A logistic regression found that the exact matches were more likely to be the household informant (self-respondent), live in the Midwest or South compared with the West and East regions, reside in a nonmetropolitan statistical area (non-MSA), report their race as white compared with nonwhite, and at least 65 compared with the Medicare beneficiaries who did not match exactly or provide their HICN or SSN for the matching (full results available in an appendix table available from the authors). We used a propensity-score reweighting procedure based on this regression to adjust the standard MEPS weights for differences in sociodemographic and interview characteristics in the likelihood of matching to CMS enrollment files. Applying the adjusted weight, we found no statistically significant differences in survey-reported inpatient and emergency department (ED) utilization, and small differences (6 percent) in their ambulatory utilization (office-based and outpatient department visits) for those who did not match.
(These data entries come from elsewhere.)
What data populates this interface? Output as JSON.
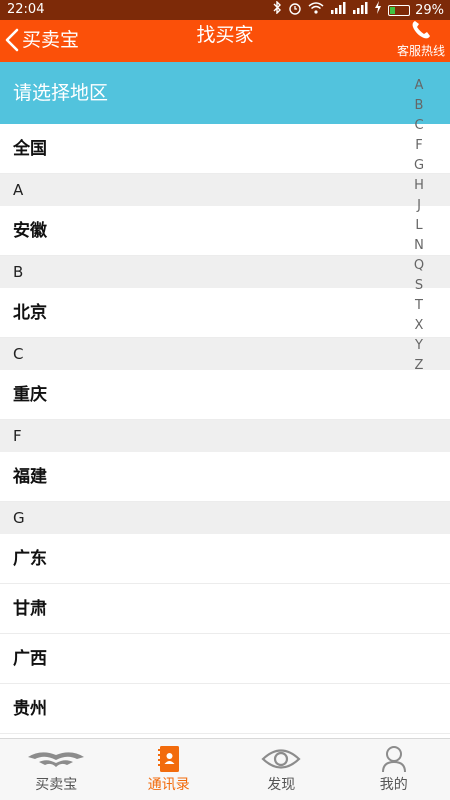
{
  "status_bar": {
    "time": "22:04",
    "battery_percent": 29,
    "battery_text": "29%"
  },
  "header": {
    "back_label": "买卖宝",
    "title": "找买家",
    "hotline_label": "客服热线"
  },
  "region_prompt": "请选择地区",
  "list": [
    {
      "kind": "item",
      "text": "全国"
    },
    {
      "kind": "header",
      "text": "A"
    },
    {
      "kind": "item",
      "text": "安徽"
    },
    {
      "kind": "header",
      "text": "B"
    },
    {
      "kind": "item",
      "text": "北京"
    },
    {
      "kind": "header",
      "text": "C"
    },
    {
      "kind": "item",
      "text": "重庆"
    },
    {
      "kind": "header",
      "text": "F"
    },
    {
      "kind": "item",
      "text": "福建"
    },
    {
      "kind": "header",
      "text": "G"
    },
    {
      "kind": "item",
      "text": "广东"
    },
    {
      "kind": "item",
      "text": "甘肃"
    },
    {
      "kind": "item",
      "text": "广西"
    },
    {
      "kind": "item",
      "text": "贵州"
    }
  ],
  "alphabet": [
    "A",
    "B",
    "C",
    "F",
    "G",
    "H",
    "J",
    "L",
    "N",
    "Q",
    "S",
    "T",
    "X",
    "Y",
    "Z"
  ],
  "tabs": [
    {
      "label": "买卖宝",
      "icon": "logo-icon",
      "active": false
    },
    {
      "label": "通讯录",
      "icon": "contacts-icon",
      "active": true
    },
    {
      "label": "发现",
      "icon": "eye-icon",
      "active": false
    },
    {
      "label": "我的",
      "icon": "user-icon",
      "active": false
    }
  ],
  "colors": {
    "header": "#fb5009",
    "region_bar": "#52c3dd",
    "active_tab": "#f26b0c",
    "status_bar": "#7d2a08"
  }
}
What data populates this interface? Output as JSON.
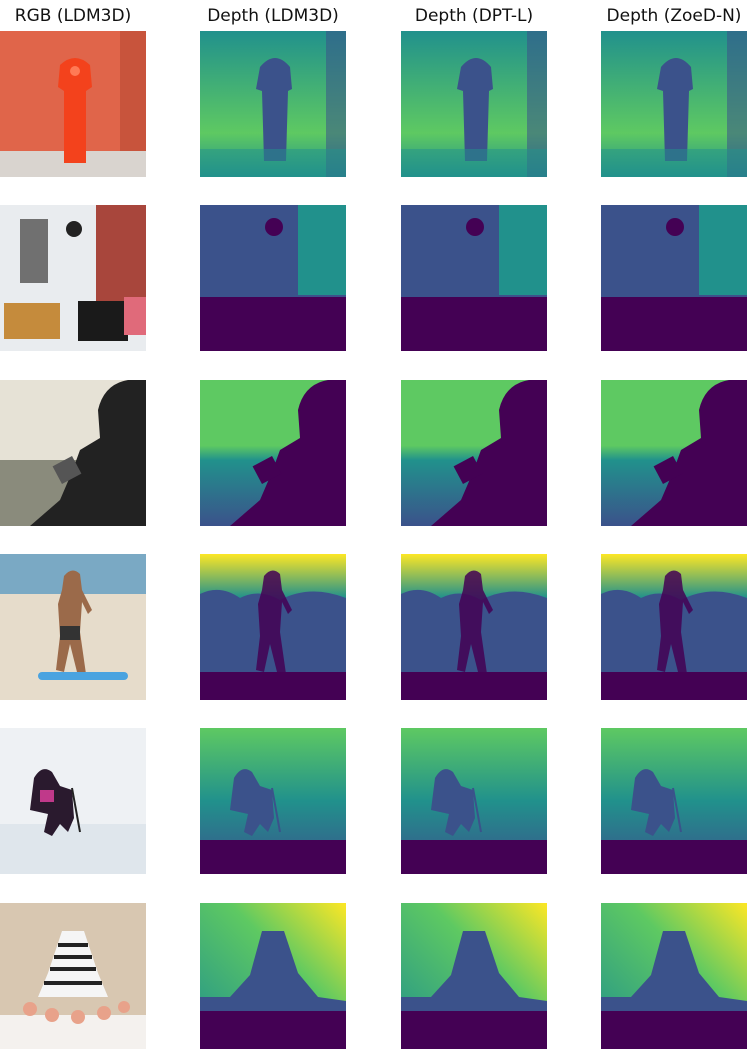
{
  "columns": [
    {
      "title": "RGB (LDM3D)"
    },
    {
      "title": "Depth (LDM3D)"
    },
    {
      "title": "Depth (DPT-L)"
    },
    {
      "title": "Depth (ZoeD-N)"
    }
  ],
  "rows": [
    {
      "scene": "fire-hydrant"
    },
    {
      "scene": "storefront-furniture"
    },
    {
      "scene": "person-reading-by-sea"
    },
    {
      "scene": "beach-skateboarder"
    },
    {
      "scene": "skier"
    },
    {
      "scene": "tiered-cake"
    }
  ],
  "colors": {
    "depth_far": "#440154",
    "depth_mid1": "#3b528b",
    "depth_mid2": "#21918c",
    "depth_mid3": "#5ec962",
    "depth_near": "#fde725"
  }
}
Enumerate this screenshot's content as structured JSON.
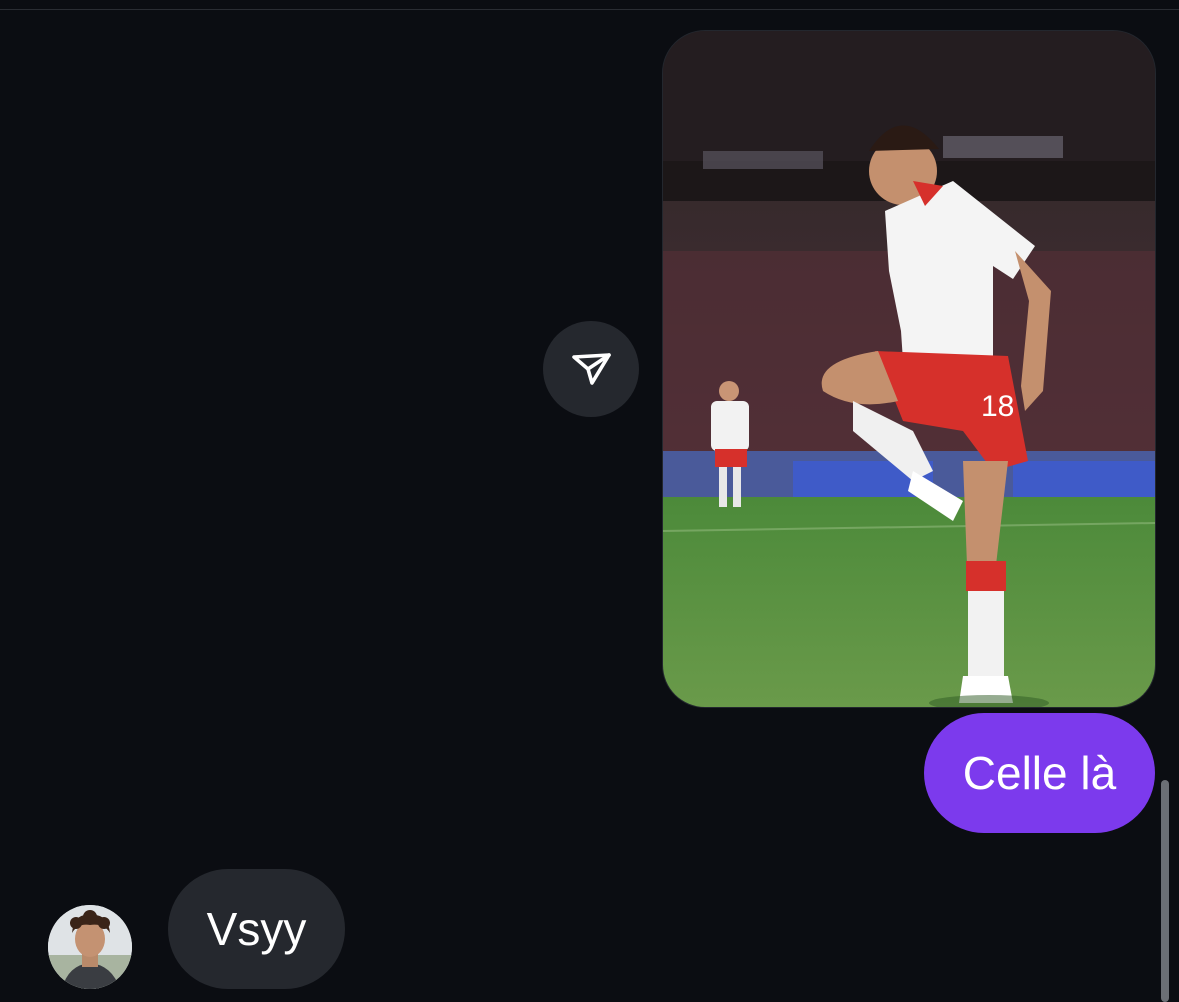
{
  "messages": {
    "outgoing_photo": {
      "image": "football-player-celebration-photo",
      "jersey_number": "18"
    },
    "share_icon": "paper-plane-icon",
    "outgoing_text": "Celle là",
    "incoming": {
      "avatar": "contact-avatar",
      "text": "Vsyy"
    }
  },
  "colors": {
    "background": "#0b0d12",
    "outgoing_bubble": "#7c3aed",
    "incoming_bubble": "#25282e",
    "share_button": "#25282e"
  }
}
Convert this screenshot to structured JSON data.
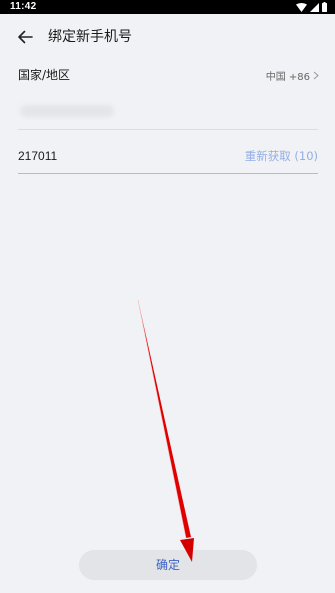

To ensure that our analytic sample had complete utilization data for a comparable period from both sources, we restricted the matched sample to Medicare beneficiaries who were in MEPS for the entire calendar year, leaving 5,169 person-year observations. We further restricted this group to beneficiaries with Part A and Part B Medicare fee-for-service coverage for the entire calendar year based on their monthly Medicare enrollment data. We note that no claims data are available during periods when beneficiaries are enrolled in Medicare Advantage plans.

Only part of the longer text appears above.